Comment 10 Volga 2016-11-22 12:22:10 UTC
Since ICU is already intergrated in LibreOffice, this can be fixed via replacing the own case folding tables.
Comment 11 Aleksandr Andreev 2016-11-26 12:18:17 UTC
I think switching to using ICU would be the better idea in the long run. However, I cannot work on this, since I do not know how ICU is integrated into LO, and I cannot find any documentation of this.
Comment 12 Volga 2016-12-16 13:39:08 UTC Comment hidden (obsolete)
Comment 13 Volga 2017-09-07 13:45:33 UTC
I found documentation at ICU website just now. Does it help?
http://userguide.icu-project.org/transforms/general
Comment 14 Aleksandr Andreev 2018-01-10 16:27:45 UTC
Also related to this problem is the fact that characters in Cyrillic Extended-C (and perhaps some characters in Cyrillic Extended-B as well?) are not recognized as word characters. Hence LibreOffice does not correctly determine word boundaries for Church Slavic text.
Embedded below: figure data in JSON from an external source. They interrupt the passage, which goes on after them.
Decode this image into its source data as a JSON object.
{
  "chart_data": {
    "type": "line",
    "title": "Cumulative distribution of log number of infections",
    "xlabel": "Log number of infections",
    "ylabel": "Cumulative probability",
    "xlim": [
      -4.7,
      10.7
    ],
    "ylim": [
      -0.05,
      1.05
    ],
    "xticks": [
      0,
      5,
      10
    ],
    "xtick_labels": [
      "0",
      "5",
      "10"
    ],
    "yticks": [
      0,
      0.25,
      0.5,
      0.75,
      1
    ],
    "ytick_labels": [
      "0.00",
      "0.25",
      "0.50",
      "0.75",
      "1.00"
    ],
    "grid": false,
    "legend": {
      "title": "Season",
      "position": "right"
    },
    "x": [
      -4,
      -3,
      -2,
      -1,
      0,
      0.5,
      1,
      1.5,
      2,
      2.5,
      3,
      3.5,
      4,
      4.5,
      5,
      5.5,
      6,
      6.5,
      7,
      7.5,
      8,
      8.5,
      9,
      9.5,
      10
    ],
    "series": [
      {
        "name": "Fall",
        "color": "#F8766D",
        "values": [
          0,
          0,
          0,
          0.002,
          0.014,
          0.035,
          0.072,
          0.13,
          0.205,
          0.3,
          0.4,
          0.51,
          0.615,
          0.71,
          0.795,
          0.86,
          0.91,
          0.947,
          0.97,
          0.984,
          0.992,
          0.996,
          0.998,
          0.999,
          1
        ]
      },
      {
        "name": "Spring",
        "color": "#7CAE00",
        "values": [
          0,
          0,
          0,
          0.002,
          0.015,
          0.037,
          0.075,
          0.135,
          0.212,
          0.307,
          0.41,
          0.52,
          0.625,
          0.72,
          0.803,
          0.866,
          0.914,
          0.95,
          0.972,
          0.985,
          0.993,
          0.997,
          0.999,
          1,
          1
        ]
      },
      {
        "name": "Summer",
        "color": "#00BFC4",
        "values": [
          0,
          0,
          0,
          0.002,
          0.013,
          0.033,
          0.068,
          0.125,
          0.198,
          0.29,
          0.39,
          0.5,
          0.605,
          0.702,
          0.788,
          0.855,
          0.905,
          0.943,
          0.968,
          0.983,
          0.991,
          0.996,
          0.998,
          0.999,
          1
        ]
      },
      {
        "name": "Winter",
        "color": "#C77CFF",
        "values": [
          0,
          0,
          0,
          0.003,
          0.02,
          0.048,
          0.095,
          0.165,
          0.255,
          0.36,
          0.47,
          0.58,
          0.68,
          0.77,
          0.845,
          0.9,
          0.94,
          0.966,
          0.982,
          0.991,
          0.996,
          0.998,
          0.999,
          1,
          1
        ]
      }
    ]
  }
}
This bug is really annoying because it makes my new Church Slavic spell-checker go  berserk.
Comment 15 Xisco Faulí 2018-04-16 09:55:51 UTC
Dear Aleksandr Andreev,
This bug has been in ASSIGNED status for more than 3 months without any
activity. Resetting it to NEW.
Please assigned it back to yourself if you're still working on this.
Comment 16 QA Administrators 2019-04-17 02:58:12 UTC Comment hidden (noise)
Comment 17 Volga 2021-06-10 07:28:13 UTC Comment hidden (no-value)
Comment 18 Volga 2022-12-05 18:25:22 UTC
Martin, what do you think of?
Comment 19 Commit Notification 2023-07-24 18:20:48 UTC
Khaled Hosny committed a patch related to this issue.
It has been pushed to "master":

https://git.libreoffice.org/core/commit/9eb88d78c8bc9e942814eb6fc4fe06a4e5736256

tdf#96343, tdf#134766, tdf#97152: Fallback to ICU for case mapping

It will be available in 24.2.0.

The patch should be included in the daily builds available at
https://dev-builds.libreoffice.org/daily/ in the next 24-48 hours. More
information about daily builds can be found at:
https://wiki.documentfoundation.org/Testing_Daily_Builds

Affected users are encouraged to test the fix and report feedback.
Comment 20 Volga 2023-07-25 03:21:39 UTC
Should this to be backported to 7.6 release channel?
Comment 21 ⁨خالد حسني⁩ 2023-07-25 08:36:24 UTC
(In reply to Volga from comment #20)
> Should this to be backported to 7.6 release channel?

The change is a bit too fundamental to backport to 7.6 that late in the cycle.